Adesso spetterà al governo ufficializzare la scelta. Il prossimo 30 maggio il ministro dello Sviluppo economico Carlo Calenda incontrerà, assieme al vice ministro Teresa Bellanova e ai commissari, i segretari generali di Fim, Fiom, Uilm, Ugl Metalmeccanici, Cgil, Cisl e Uil per “comunicare lo stato di attuazione della procedura relativa alla cessione degli impianti Ilva”. Un incontro che ai sindacati erano stato garantito prima della scelta definitiva perché potessero esprimere il loro parere non vincolante sui piani industriali e ambientali delle cordate. Per questo il segretario generale Fim Cisl, Marco Bentivogli, si è augurato che Calenda “smentisca al più presto le indiscrezioni” perché “è singolare ricevere la tanto attesa convocazione dell’incontro per il confronto relativo ai due piani industriali contenuti nelle offerte per le due cordate per l’acquisizione di Ilva e contestualmente leggere che l’aggiudicazione a una delle due cordate in realtà è già avvenuta“. Il ministero ha poi puntualizzato che l’aggiudicazione non è ancora avvenuta.

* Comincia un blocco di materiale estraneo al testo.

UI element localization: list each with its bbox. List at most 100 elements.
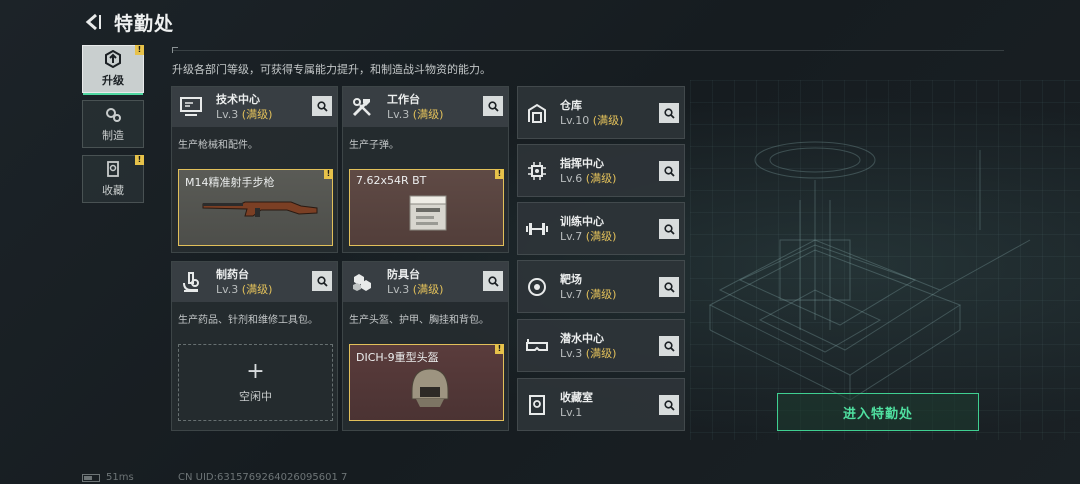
card-header: 技术中心 Lv.3 (满级) — [172, 87, 337, 127]
enter-special-ops-button[interactable]: 进入特勤处 — [777, 393, 979, 431]
inspect-button[interactable] — [659, 103, 679, 123]
card-description: 生产枪械和配件。 — [178, 140, 258, 151]
target-icon — [524, 274, 550, 300]
search-icon — [663, 223, 675, 235]
card-command-center[interactable]: 指挥中心 Lv.6 (满级) — [517, 144, 685, 197]
card-level: Lv.3 (满级) — [387, 283, 444, 296]
card-name: 技术中心 — [216, 93, 260, 106]
alert-badge: ! — [495, 344, 504, 354]
card-name: 指挥中心 — [560, 156, 604, 170]
card-name: 收藏室 — [560, 390, 593, 404]
card-pharmacy[interactable]: 制药台 Lv.3 (满级) 生产药品、针剂和维修工具包。 + 空闲中 — [171, 261, 338, 431]
inspect-button[interactable] — [659, 395, 679, 415]
card-name: 防具台 — [387, 268, 420, 281]
card-description: 生产头盔、护甲、胸挂和背包。 — [349, 315, 489, 326]
card-name: 工作台 — [387, 93, 420, 106]
tab-collection[interactable]: 收藏 ! — [82, 155, 144, 203]
search-icon — [487, 100, 499, 112]
collection-icon — [107, 161, 119, 177]
inspect-button[interactable] — [659, 219, 679, 239]
monitor-icon — [178, 94, 204, 120]
search-icon — [663, 281, 675, 293]
card-tech-center[interactable]: 技术中心 Lv.3 (满级) 生产枪械和配件。 M14精准射手步枪 ! — [171, 86, 338, 253]
card-level: Lv.10 (满级) — [560, 113, 624, 127]
alert-badge: ! — [324, 169, 333, 179]
tab-upgrade[interactable]: 升级 ! — [82, 45, 144, 95]
battery-icon — [82, 473, 100, 482]
card-collection-room[interactable]: 收藏室 Lv.1 — [517, 378, 685, 431]
chip-icon — [524, 158, 550, 184]
rifle-image — [202, 201, 318, 217]
helmet-image — [411, 368, 449, 407]
card-header: 工作台 Lv.3 (满级) — [343, 87, 508, 127]
header: 特勤处 — [80, 8, 174, 36]
card-diving-center[interactable]: 潜水中心 Lv.3 (满级) — [517, 319, 685, 372]
inspect-button[interactable] — [312, 96, 332, 116]
tab-craft-label: 制造 — [102, 129, 124, 142]
search-icon — [487, 275, 499, 287]
inspect-button[interactable] — [659, 277, 679, 297]
divider-corner-mark — [172, 47, 178, 53]
item-name: 7.62x54R BT — [356, 174, 427, 187]
card-level: Lv.3 (满级) — [387, 108, 444, 121]
back-button[interactable] — [80, 10, 104, 34]
card-description: 生产子弹。 — [349, 140, 399, 151]
inspect-button[interactable] — [483, 271, 503, 291]
item-name: M14精准射手步枪 — [185, 176, 275, 189]
top-divider — [172, 50, 1004, 51]
dumbbell-icon — [524, 216, 550, 242]
card-name: 训练中心 — [560, 214, 604, 228]
empty-production-slot[interactable]: + 空闲中 — [178, 344, 333, 421]
alert-badge: ! — [135, 45, 144, 55]
card-level: Lv.7 (满级) — [560, 229, 617, 243]
alert-badge: ! — [495, 169, 504, 179]
page-description: 升级各部门等级，可获得专属能力提升，和制造战斗物资的能力。 — [172, 63, 491, 76]
card-name: 仓库 — [560, 98, 582, 112]
card-header: 防具台 Lv.3 (满级) — [343, 262, 508, 302]
collection-room-icon — [524, 392, 550, 418]
card-training-center[interactable]: 训练中心 Lv.7 (满级) — [517, 202, 685, 255]
card-level: Lv.6 (满级) — [560, 171, 617, 185]
inspect-button[interactable] — [312, 271, 332, 291]
tab-craft[interactable]: 制造 — [82, 100, 144, 148]
ammo-box-image — [409, 195, 447, 231]
card-level: Lv.1 — [560, 405, 583, 419]
inspect-button[interactable] — [483, 96, 503, 116]
production-slot[interactable]: M14精准射手步枪 ! — [178, 169, 333, 246]
page-title: 特勤处 — [114, 12, 175, 35]
card-shooting-range[interactable]: 靶场 Lv.7 (满级) — [517, 260, 685, 313]
plus-icon: + — [246, 358, 265, 384]
tools-icon — [349, 94, 375, 120]
card-name: 潜水中心 — [560, 331, 604, 345]
microscope-icon — [178, 269, 204, 295]
card-level: Lv.3 (满级) — [216, 283, 273, 296]
card-description: 生产药品、针剂和维修工具包。 — [178, 315, 318, 326]
inspect-button[interactable] — [659, 161, 679, 181]
card-level: Lv.3 (满级) — [216, 108, 273, 121]
card-level: Lv.7 (满级) — [560, 287, 617, 301]
tab-upgrade-label: 升级 — [102, 74, 124, 87]
production-slot[interactable]: 7.62x54R BT ! — [349, 169, 504, 246]
search-icon — [316, 100, 328, 112]
search-icon — [316, 275, 328, 287]
card-warehouse[interactable]: 仓库 Lv.10 (满级) — [517, 86, 685, 139]
card-level: Lv.3 (满级) — [560, 346, 617, 360]
search-icon — [663, 340, 675, 352]
production-slot[interactable]: DICH-9重型头盔 ! — [349, 344, 504, 421]
status-bar: 51ms — [82, 472, 134, 483]
diving-mask-icon — [524, 333, 550, 359]
gears-icon — [106, 108, 121, 122]
card-header: 制药台 Lv.3 (满级) — [172, 262, 337, 302]
search-icon — [663, 399, 675, 411]
warehouse-icon — [524, 100, 550, 126]
user-uid: CN UID:6315769264026095601 7 — [178, 472, 348, 483]
inspect-button[interactable] — [659, 336, 679, 356]
card-armor-bench[interactable]: 防具台 Lv.3 (满级) 生产头盔、护甲、胸挂和背包。 DICH-9重型头盔 … — [342, 261, 509, 431]
idle-label: 空闲中 — [239, 389, 272, 403]
search-icon — [663, 107, 675, 119]
upgrade-icon — [105, 50, 121, 68]
card-workbench[interactable]: 工作台 Lv.3 (满级) 生产子弹。 7.62x54R BT ! — [342, 86, 509, 253]
base-hologram-illustration — [708, 141, 1031, 401]
search-icon — [663, 165, 675, 177]
tab-collection-label: 收藏 — [102, 184, 124, 197]
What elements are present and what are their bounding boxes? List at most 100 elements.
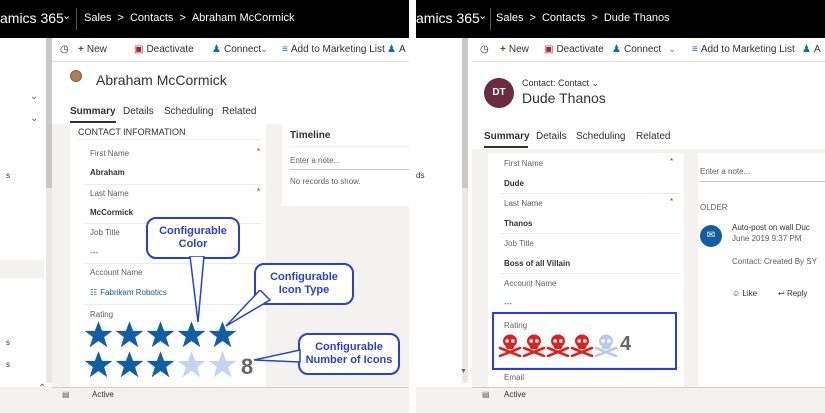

Il segretario della Fiom Rosario Rappa parlando con ilfattoquotidiano.it commenta: “Apprendiamo dalle agenzie, al momento senza conferme da parte dei commissari né del governo, qual è l’orientamento circa la vendita dell’Ilva. Per quanto ci riguarda, siamo fermi all’impegno formalmente assunto dal vice ministro Teresa Bellanova e dal ministro Calenda: prima di qualunque aggiudicazione formale avrebbero sentito il parere delle organizzazioni sindacali”. “Di conseguenza, mi aspetto che il ministro ci ascolti prima di aver assunto qualsiasi decisione e che ci vengano illustrate le due proposte e quali sono i convincimenti che porteranno a privilegiare l’una a discapito dell’altra”. Al tavolo convocato per martedì la Fiom baserà il proprio parere “sugli investimenti, l’ambientalizzazione e l’aspetto occupazionale. Non è pensabile, infatti, utilizzare il prezzo di vendita come principale criterio di scelta. In aggiunta c’è un aspetto che il Governo deve chiarire già in questa fase, alla luce dei rilievi dell’Antitrust Ue: perché i commissari avevano chiesto la proroga delle offerte?”.

In ogni caso è il comitato di sorveglianza del Mise che deve formalmente scegliere la vincitrice della gara. Poi toccherà al ministro firmare il decreto che sancirà ufficialmente la scelta, alla quale seguirà un mese di confronto sul piano ambientale presentato da Am Investco per verificare se rispetta o meno le indicazioni del ministero dell’Ambiente, chiamato poi a emettere il proprio decreto. Sulla scelta pendono anche le verifiche dell’Antitrust europeo che vigila sulle quote di mercato di ArcelorMittal. Il colosso franco-indiano, infatti, è sotto osservazione perché l’acquisizione dell’Ilva potrebbe comportare lo sforamento del tetto fissato al 40%. Un’ipotesi che i futuri proprietari dell’Ilva hanno rigettato, citando i dati dell’Eurofer, la confindustria europea dell’acciaio: attualmente le quote europee sarebbero del 25% nei laminati a caldo e nei laminati a freddo. E, sostiene ArcelorMittal, non supererebbero il 30% con l’aggiunta dell’Ilva.

Fatto sta che lo scorso 10 aprile l’Antitrust aveva scritto alle autorità italiane ammonendo sulle “regole della procedura per gli aiuti di Stato e “i rischi correlati ai due offerenti”, tra cui anche “quelli di natura regolatoria che potrebbero rendere la vendita difficile da completare, a fortiori, se questa venisse completata in tempi brevi”. Non a caso, un mese più tardi, l’advisor dei commissari aveva chiesto la proroga delle validità delle offerte ad entrambe le cordate. Acciaitalia non ha accettato, mentre Am Investco ha dato l’ok, confermando anche altri due obblighi: mantenere l’offerta invariata in termini economici, garantire gli investimenti già indicati e non modificare il piano, compreso il perimetro dell’azienda anche in presenze di eventuali prescrizioni dell’Antitrust Ue. In caso di rilievi europei, insomma, Am Investco si è impegnata a cedere asset in altri Paesi per rientrare sotto il tetto del 40 per cento.